The steep fall in consumer spending battered fourth-quarter profits at Home Depot and Lowe’s, the world’s two biggest home improvement retailers.
Lowe’s suffered a 60.3 per cent slump in profits to US$162m (£109.4m) in the three months ending January 30. Like-for-like sales dropped 9.9 per cent and total sales fell 3.8 per cent to US$9.98bn (£6.83bn).
In the year to the same date earnings declined 21.9 per cent to US$2.2bn (£1.5bn). Comparable store sales slid 7.2 per cent and total sales were down 0.1 per cent to US$48.2bn (£32.9bn).
However, analysts said Lowe’s performance could be favourable compared with rivals and that it had improved market share.

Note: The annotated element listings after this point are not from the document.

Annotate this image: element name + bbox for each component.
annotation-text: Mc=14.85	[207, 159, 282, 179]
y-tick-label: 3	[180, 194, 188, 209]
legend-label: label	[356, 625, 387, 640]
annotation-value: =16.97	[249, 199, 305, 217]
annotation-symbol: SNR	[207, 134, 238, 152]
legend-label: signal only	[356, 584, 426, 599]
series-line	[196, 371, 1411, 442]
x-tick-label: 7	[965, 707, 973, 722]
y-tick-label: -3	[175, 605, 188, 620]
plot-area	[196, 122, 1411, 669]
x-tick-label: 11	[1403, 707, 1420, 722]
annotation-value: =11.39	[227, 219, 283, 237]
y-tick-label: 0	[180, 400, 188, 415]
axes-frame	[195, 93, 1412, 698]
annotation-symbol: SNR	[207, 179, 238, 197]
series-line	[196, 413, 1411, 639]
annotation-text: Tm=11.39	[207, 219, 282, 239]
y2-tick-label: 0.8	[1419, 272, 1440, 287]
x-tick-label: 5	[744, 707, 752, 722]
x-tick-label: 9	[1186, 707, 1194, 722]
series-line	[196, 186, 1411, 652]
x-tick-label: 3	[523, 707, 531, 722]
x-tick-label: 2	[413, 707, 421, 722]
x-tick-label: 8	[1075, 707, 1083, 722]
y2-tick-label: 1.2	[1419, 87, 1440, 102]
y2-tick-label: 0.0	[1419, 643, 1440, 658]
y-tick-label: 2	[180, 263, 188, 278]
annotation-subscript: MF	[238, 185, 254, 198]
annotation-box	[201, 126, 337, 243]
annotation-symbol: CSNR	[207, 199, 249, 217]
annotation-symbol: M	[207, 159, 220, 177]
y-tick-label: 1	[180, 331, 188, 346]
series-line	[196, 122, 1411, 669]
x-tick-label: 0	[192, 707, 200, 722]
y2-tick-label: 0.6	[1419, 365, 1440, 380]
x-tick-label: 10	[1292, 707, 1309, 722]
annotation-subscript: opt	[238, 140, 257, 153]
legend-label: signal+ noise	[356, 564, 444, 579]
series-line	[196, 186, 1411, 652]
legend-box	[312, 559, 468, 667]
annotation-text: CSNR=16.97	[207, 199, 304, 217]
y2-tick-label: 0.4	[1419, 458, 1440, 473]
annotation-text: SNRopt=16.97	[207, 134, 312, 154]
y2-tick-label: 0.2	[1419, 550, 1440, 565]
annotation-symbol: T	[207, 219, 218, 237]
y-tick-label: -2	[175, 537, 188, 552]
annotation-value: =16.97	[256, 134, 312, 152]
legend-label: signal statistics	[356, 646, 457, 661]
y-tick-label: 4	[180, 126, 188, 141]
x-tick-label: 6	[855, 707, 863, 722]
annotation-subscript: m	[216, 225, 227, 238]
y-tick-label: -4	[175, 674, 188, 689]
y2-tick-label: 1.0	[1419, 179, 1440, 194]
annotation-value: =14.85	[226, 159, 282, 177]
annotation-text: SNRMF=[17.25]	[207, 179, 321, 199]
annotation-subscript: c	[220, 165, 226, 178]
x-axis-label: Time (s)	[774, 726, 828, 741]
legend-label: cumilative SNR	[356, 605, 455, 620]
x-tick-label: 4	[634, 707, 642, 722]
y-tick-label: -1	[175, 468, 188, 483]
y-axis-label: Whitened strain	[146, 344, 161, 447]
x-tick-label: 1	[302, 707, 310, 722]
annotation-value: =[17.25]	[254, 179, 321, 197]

On Tuesday Home Depot, the world’s biggest DIY group, revealed net losses of US$54m (£37.2m) in its fourth quarter compared with profits of US$671m (£462.5m) the
previous year.
Like-for-like sales fell 11.5 per cent. Total sales dropped 17.3 per cent to US$14.6bn (£10bn). The retailer said that last year profits plummeted from US$4.4bn (£3.03bn) to US$2.3bn (£1.58bn).
Edward Whitefield, chairman of consultancy MHE Retail, said: “Lowe’s is performing relatively well. The US housing market has slumped and Lowe’s competition’s profits could be down by as much as 100 per cent. Lowe’s is a good operation and has continued to grow market share, looking at these figures.”
Lowe’s said despite the margin hit, promotional activity had “helped improve the company’s inventory position heading into fiscal 2009”.
Lowe’s chairman and chief executive Robert Niblock said: “Through disciplined expense control we delivered respectable earnings for the quarter and fiscal 2008. We have made significant progress in refining our cost structure during the three-year downturn in our industry and have managed our staffing, both in our stores and in our corporate office, to match the slowing sales environment.”
He added: “While we have a conservative plan for 2009, we continue to look critically at all expenses and have the flexibility to further reduce our expense structure should sales be weaker than expected. In the present environment our goal remains to balance expense control with our commitment to customer service.”